Was für ein Tag. Ich sitze in meiner Wohnung, es ist sehr still,
nur die Senfzikaden zirpen im Kühlschrank.
Ich sehe aus dem Fenster, und draußen treibt eine Wassermasse vorbei,
Dutzende von Metern im Durchmesser. Den alten Regen mochte ich lieber,
früher, als er noch in einzelnen Tropfen fiel, von denen man nie
wusste, wo sie landen würden. Aber es war natürlich sehr unpraktisch.
Tja, wir hatten uns immer eine Zukunft gewünscht, und jetzt hat sie
uns eingeholt.
Langsam lutsche ich einen Käsebonbon und denke, dass es einmal eine
Zeit gab, als alles gleich schmeckte. Jetzt schmeckt alles nach etwas
völlig anderem. Aber Siebdruckbrötchen sind eine lustige Idee.
Auf meinem ist die Mona Lisa, in rot und grün. Und Kirschwurst.
Ich lasse das Brötchen links liegen, weil ich keinen richtigen Hunger
habe, ich bin noch satt vom Mittagessen. Es war üppig: Marzipanzwiebeln
und Bohnensuppen-Muffins und zum Nachtisch Lakritzquark.

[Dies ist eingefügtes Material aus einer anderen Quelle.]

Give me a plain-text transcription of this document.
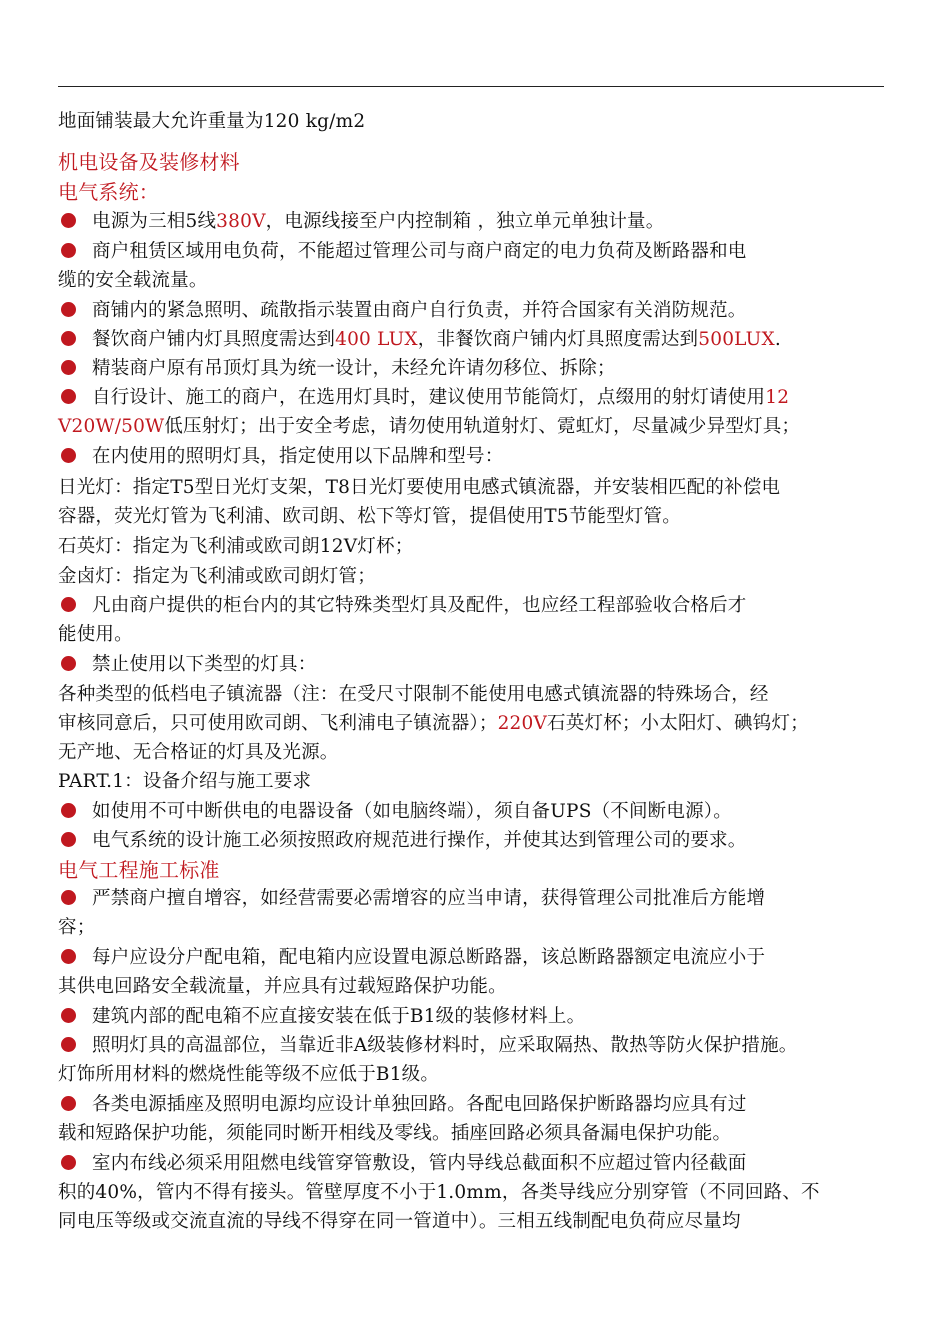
地面铺装最大允许重量为120 kg/m2
机电设备及装修材料
电气系统：
电源为三相5线380V，电源线接至户内控制箱 ，独立单元单独计量。
商户租赁区域用电负荷，不能超过管理公司与商户商定的电力负荷及断路器和电
缆的安全载流量。
商铺内的紧急照明、疏散指示装置由商户自行负责，并符合国家有关消防规范。
餐饮商户铺内灯具照度需达到400 LUX，非餐饮商户铺内灯具照度需达到500LUX.
精装商户原有吊顶灯具为统一设计，未经允许请勿移位、拆除；
自行设计、施工的商户，在选用灯具时，建议使用节能筒灯，点缀用的射灯请使用12
V20W/50W低压射灯；出于安全考虑，请勿使用轨道射灯、霓虹灯，尽量减少异型灯具；
在内使用的照明灯具，指定使用以下品牌和型号：
日光灯：指定T5型日光灯支架，T8日光灯要使用电感式镇流器，并安装相匹配的补偿电
容器，荧光灯管为飞利浦、欧司朗、松下等灯管，提倡使用T5节能型灯管。
石英灯：指定为飞利浦或欧司朗12V灯杯；
金卤灯：指定为飞利浦或欧司朗灯管；
凡由商户提供的柜台内的其它特殊类型灯具及配件，也应经工程部验收合格后才
能使用。
禁止使用以下类型的灯具：
各种类型的低档电子镇流器（注：在受尺寸限制不能使用电感式镇流器的特殊场合，经
审核同意后，只可使用欧司朗、飞利浦电子镇流器）；220V石英灯杯；小太阳灯、碘钨灯；
无产地、无合格证的灯具及光源。
PART.1：设备介绍与施工要求
如使用不可中断供电的电器设备（如电脑终端），须自备UPS（不间断电源）。
电气系统的设计施工必须按照政府规范进行操作，并使其达到管理公司的要求。
电气工程施工标准
严禁商户擅自增容，如经营需要必需增容的应当申请，获得管理公司批准后方能增
容；
每户应设分户配电箱，配电箱内应设置电源总断路器，该总断路器额定电流应小于
其供电回路安全载流量，并应具有过载短路保护功能。
建筑内部的配电箱不应直接安装在低于B1级的装修材料上。
照明灯具的高温部位，当靠近非A级装修材料时，应采取隔热、散热等防火保护措施。
灯饰所用材料的燃烧性能等级不应低于B1级。
各类电源插座及照明电源均应设计单独回路。各配电回路保护断路器均应具有过
载和短路保护功能，须能同时断开相线及零线。插座回路必须具备漏电保护功能。
室内布线必须采用阻燃电线管穿管敷设，管内导线总截面积不应超过管内径截面
积的40%，管内不得有接头。管壁厚度不小于1.0mm，各类导线应分别穿管（不同回路、不
同电压等级或交流直流的导线不得穿在同一管道中）。三相五线制配电负荷应尽量均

Eigentlich wollte ich heute noch weggehen, entweder zu einem Fußballkonzert
oder zu einer Blütenschlacht, aber ich bin müde. Außerdem
heulen Winterkäfer durch die Straßen, groß wie früher
die Autos, und ich habe einen harten Tag hinter mir.

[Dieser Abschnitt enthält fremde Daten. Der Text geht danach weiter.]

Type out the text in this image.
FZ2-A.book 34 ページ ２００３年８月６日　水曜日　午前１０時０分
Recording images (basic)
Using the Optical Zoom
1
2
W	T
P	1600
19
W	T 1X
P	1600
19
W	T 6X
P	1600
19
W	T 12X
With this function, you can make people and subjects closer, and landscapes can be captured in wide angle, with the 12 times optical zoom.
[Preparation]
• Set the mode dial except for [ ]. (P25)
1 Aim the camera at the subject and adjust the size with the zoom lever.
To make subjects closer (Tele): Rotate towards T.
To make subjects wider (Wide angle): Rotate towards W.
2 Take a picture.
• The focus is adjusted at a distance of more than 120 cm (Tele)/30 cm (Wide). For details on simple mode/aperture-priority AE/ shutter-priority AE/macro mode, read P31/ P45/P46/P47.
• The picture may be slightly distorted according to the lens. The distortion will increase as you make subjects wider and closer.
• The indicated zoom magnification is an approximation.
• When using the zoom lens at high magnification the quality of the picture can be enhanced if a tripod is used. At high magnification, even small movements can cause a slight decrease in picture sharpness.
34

Ich arbeite als Funkendesigner, und das ist ein ziemlich realitätsferner
Beruf, so dass ich von den meisten Schwierigkeiten nichts mitbekomme.
Aber man kann nicht völlig wirklichkeitsfrei leben. Das Universum
schlägt Wellen, und sie reißen uns mit.
Das begann am Morgen mit Kornkreisen im Teppich, dann gefror spontan der
Kaffee in meiner Tasse, und ich hätte wissen müssen, was das
zu bedeuten hatte. Aber gegen Mittag schien es abzuflauen, und wir dachten
schon, wir hätten es hinter uns. Dann traf es uns mit voller Stärke:
Zuerst ein Konfettisturm, dann vermischte sich der Farbkopierer mit der
daneben stehenden Lampe, und schließlich machten sich alle Bilder
davon, zurück zum Punkt ihrer Entstehung. Ich habe nicht einmal die
Hälfte dessen geschafft, was ich mir für heute vorgenommen hatte.
Und auf dem Heimweg sah ich überall Blatthasen aus dem alten Laub
entstehen.
Überhaupt ist schon seit drei Tagen Mittwoch, und es sieht nicht
so aus, als wenn sich das bald ändern wird. Das Wochenende rückt
in weite Ferne.
Ich sollte mich schlafen legen. Schlaf bringt Vergessen. Ich erinnere
mich noch an Träume, aber es gibt sie nicht mehr. Nur die Wirklichkeit,
aber die ist auch nicht mehr, was sie einmal war.